Matteo Renzi ha confermato il suo schema: dimissioni dalla segreteria, congresso immediato ("Si chiude un ciclo alla guida del Pd. Il congresso si terrà con le stesse regole dell'ultima volta", ossia nel 2013, quando Gianni Cuperlo lo sfidò e l’assise si concluse in due mesi e mezzo), revisione della legge elettorale, voto anticipato a giugno o, più probabilmente, in autunno. Dentro il Pd ha dimostrato di avere i numeri per imporre questa road map, che nasce esclusivamente dalla sua sete di rivincita dopo la sonora batosta referendaria del 4 dicembre scorso. Ora però bisognerà capire se anche il Parlamento e il Paese lo asseconderanno in questa accelerazione. Si attendono nelle prossime settimane segnali soprattutto dal Quirinale, che diventa il vero arbitro in questa partita a scacchi, dalla quale dipendono gli equilibri a sinistra ma anche il futuro della legislatura. Senza dimenticare che Renzi per mesi aveva annunciato di lasciare la politica in caso di sconfitta al referendum del 4 dicembre, salvo poi ripensarci e decidere di restare in prima linea per dettare perfino l’agenda a Parlamento ed esecutivo.
D’altra parte, il baldanzoso ex premier lontano da Palazzo Chigi mostra evidenti segni di logoramento e non può permettersi un anno di attesa prima del voto senza riaffermare la sua leadership nel Pd e nel centrosinistra, dal momento che anche i sondaggi lo danno in vistoso calo e addirittura meno apprezzato dell’attuale premier Gentiloni, il cui stile sobrio e low profile sembra piacere di più all’italiano medio.

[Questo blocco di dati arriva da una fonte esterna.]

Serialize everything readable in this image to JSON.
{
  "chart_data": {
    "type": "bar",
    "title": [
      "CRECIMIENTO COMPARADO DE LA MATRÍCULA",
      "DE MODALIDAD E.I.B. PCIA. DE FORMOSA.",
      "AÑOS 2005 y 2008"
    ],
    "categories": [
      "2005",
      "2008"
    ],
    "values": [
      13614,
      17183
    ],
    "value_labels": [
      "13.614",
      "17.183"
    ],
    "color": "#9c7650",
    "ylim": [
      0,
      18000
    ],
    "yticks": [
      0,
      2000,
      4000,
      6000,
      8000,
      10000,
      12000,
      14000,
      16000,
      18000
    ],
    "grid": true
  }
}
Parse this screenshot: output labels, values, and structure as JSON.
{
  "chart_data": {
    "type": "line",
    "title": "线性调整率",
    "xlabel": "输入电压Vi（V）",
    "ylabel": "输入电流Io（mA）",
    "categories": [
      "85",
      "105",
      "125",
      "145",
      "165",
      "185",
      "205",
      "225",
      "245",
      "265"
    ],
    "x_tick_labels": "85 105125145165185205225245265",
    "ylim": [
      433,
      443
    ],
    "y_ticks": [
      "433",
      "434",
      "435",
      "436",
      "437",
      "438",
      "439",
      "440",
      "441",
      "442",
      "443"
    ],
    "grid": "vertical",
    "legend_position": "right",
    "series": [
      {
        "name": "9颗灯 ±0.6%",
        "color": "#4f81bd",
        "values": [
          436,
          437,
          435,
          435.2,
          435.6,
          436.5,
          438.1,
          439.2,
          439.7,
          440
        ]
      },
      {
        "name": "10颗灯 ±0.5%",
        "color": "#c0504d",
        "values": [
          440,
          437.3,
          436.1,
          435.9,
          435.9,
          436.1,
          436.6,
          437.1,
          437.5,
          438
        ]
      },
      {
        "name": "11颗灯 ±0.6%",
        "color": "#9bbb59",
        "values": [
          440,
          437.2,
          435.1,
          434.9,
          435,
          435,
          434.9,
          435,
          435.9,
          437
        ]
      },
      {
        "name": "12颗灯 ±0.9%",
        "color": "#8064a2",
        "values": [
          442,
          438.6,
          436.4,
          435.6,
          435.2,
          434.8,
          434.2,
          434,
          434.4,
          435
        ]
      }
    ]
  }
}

Nella riunione della direzione di ieri gli interventi degli avversari di sempre, da Pierluigi Bersani a Roberto Speranza, sono stati segnatamente orientati verso l’auspicio di una legislatura che duri fino alla fine, per compiere alcune scelte sul fronte delle politiche sociali, per onorare gli impegni europei, per rassicurare i mercati finanziari e per uniformare i sistemi elettorali di Camera e Senato, come chiede la Corte Costituzionale. Più radicalmente antirenziano il governatore della Puglia, Michele Emiliano, che ha apertamente parlato di fine del renzismo. Significativo anche il “distinguo” di Andrea Orlando, Ministro della Giustizia, che secondo alcuni potrebbe essere lo sfidante di Renzi per la segreteria, l’unico in grado di ricompattare tutte le anime della minoranza dem: "Penso che il rischio che abbiamo di fronte è che il Pd diventi l’epicentro dell’instabilità del sistema politico. Più che un congresso, facciamo una conferenza programmatica ed evitiamo primarie che, senza regole chiare, rischiano di essere una sorta di sagra dell’antipolitica".
In effetti, in caso di scissione, pre o post-congressuale, il Pd perderebbe definitivamente la sua centralità, non potrebbe competere con il Movimento Cinque Stelle e rischierebbe di dover cedere la golden share del centrosinistra alla nuova formazione politica che nascerà dall’iniziativa di Pisapia, Boldrini e altri, che potrebbe attrarre molti transfughi e scissionisti dem.
Ecco perché a Renzi conviene non forzare la mano e tentare di tenere unito il partito. In caso di caos post-voto, un Pd al 20% non avrebbe neppure i numeri per un eventuale governo di larghe intese con i berlusconiani e potrebbero essere proprio i populisti ad avere la maggioranza per governare.
Renzi rischia di sfasciare il suo partito e di sacrificare la stabilità del Paese sull’altare delle sue ambizioni personali. Ieri ha detto ai suoi avversari di darsi una regolata, ma forse l’invito dovrebbe essere rivolto a se stesso.